Foreclosure inventory reaches highest level since 2020

Late-stage distress builds as prepayment speeds hit four-year highs

Foreclosure inventory reaches highest level since 2020

Late-stage distress builds as prepayment speeds hit four-year highs
Foreclosure inventory hits six-year high in March

Foreclosure inventory increased to its highest level in six years in March as new delinquencies declined but growth in late-stage borrower distress continued, new data published Friday by Intercontinental Exchange Inc. (ICE) shows.

The company reported in its initial snapshot of last month’s mortgage performance trends that the national delinquency rate fell by 37 basis points to 3.35% in March, “in line with the typical seasonal improvement for the month” but still 14 basis points higher over the year.
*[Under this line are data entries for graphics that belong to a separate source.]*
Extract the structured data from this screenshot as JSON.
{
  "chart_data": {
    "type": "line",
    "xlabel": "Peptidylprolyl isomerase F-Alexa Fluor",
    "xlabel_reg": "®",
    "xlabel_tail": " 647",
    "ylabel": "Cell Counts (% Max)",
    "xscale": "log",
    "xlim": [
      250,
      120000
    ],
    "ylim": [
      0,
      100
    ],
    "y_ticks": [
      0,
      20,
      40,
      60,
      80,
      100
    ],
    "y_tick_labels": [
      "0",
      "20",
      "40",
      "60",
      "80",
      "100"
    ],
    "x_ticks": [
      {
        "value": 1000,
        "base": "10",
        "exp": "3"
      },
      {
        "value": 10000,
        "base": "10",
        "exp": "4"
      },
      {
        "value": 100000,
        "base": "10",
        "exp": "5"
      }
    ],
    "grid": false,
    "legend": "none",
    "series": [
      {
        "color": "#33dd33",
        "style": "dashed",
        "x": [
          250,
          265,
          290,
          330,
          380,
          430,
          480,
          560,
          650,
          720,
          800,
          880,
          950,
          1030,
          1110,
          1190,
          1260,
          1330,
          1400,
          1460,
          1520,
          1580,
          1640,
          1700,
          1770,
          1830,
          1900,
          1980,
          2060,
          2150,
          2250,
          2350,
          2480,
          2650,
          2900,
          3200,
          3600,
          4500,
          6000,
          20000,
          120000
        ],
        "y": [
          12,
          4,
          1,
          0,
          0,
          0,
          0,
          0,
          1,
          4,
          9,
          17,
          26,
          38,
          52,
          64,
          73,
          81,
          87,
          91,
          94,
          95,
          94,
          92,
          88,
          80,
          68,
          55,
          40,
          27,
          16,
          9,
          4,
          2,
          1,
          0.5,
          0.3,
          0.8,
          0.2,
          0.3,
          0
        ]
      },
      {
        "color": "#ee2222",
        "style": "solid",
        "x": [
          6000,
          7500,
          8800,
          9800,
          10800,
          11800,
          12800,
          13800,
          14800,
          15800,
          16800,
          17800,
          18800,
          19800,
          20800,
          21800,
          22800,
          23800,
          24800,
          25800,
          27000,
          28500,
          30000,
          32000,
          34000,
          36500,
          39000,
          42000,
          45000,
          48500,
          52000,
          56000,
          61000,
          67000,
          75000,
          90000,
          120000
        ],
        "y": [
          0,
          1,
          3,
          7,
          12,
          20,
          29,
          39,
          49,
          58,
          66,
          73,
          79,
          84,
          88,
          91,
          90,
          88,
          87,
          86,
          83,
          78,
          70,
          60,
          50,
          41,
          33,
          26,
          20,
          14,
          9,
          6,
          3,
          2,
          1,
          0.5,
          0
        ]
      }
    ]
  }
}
The slowdown represented a nearly 10% decline in foreclosure activity over the month, but was 4.4% higher year over year. Total foreclosure starts hit 39,000 in March, up 9.6% from February and 16.6% higher from a year ago.

Andy Walden, head of mortgage and housing market research at ICE, noted that fewer loans rolled into delinquency last month. But he offered a caveat on the broader delinquency picture: New delinquency inflow declined by 23% seasonally in March to land effectively unchanged from year-ago levels.

“While overall mortgage performance remains healthy for most borrowers,” said Walden, “the continued buildup in late-stage delinquencies and foreclosure pipelines remains worth watching.”

About 154,000 more borrowers were 90 days or more past due on their mortgages or in active foreclosure last month compared to a year ago. Active foreclosure inventory rose to 273,000, up from 213,000 a year ago, the largest such volumes since February 2020.

Real estate analytics firm Attom separately reported last week that foreclosure filings in March were 18% higher than February and 28% higher than a year ago.

The total number of loans 30-plus days past due or in some stage of foreclosure declined by 194,000 from February to land at 2.12 million in March, which remains about 8.2% above year-ago levels.

Pockets of persistent distress among some government and non-qualified mortgage (non-QM) borrowers has taken on sharper focus in recent weeks as consumers and credit analysts await economic fallout from the Iran war, which has pushed inflation forecasts higher and outlooks on labor markets and consumer spending sharply lower.

Energy and trade shocks impacting a wide range of sectors are broadly expected to raise costs across supply chains and store shelves. The consumer price index (CPI), a widely studied government measure of inflation, rose from 2.4% in February to 3.3% in March, sailing higher on spiking energy costs, a first-order impact from the war.

The energy component of the CPI surged 10.9% month over month in March, its largest monthly increase since September 2005, as the all-energy commodities index rose 21.3%, gasoline prices spiked 21.2% and the fuel oil index leaped 30.7%.

While some economists warn the U.S. economy may already be experiencing a recession, others have cautioned it is too soon to decipher the drawn-out disruptions on inflation or unemployment the war may ultimately cause.

Fed Governor Christopher Waller, typically a policy dove who favors less interest rate intervention to combat inflation, warned last week that oil futures prices and securities markets “seem to be undervaluing the risk” that the Strait of Hormuz remains closed and the conflict continues.

Cure activity also strengthened in March, however, even as foreclosure volumes climbed and serious delinquencies continued to “broadly trend higher,” according to ICE. Total cures rose to 547,000, roughly 27% higher than February.

Prepayment speeds jumped to 1.06%, up 24 basis points from February and the highest level in nearly four years.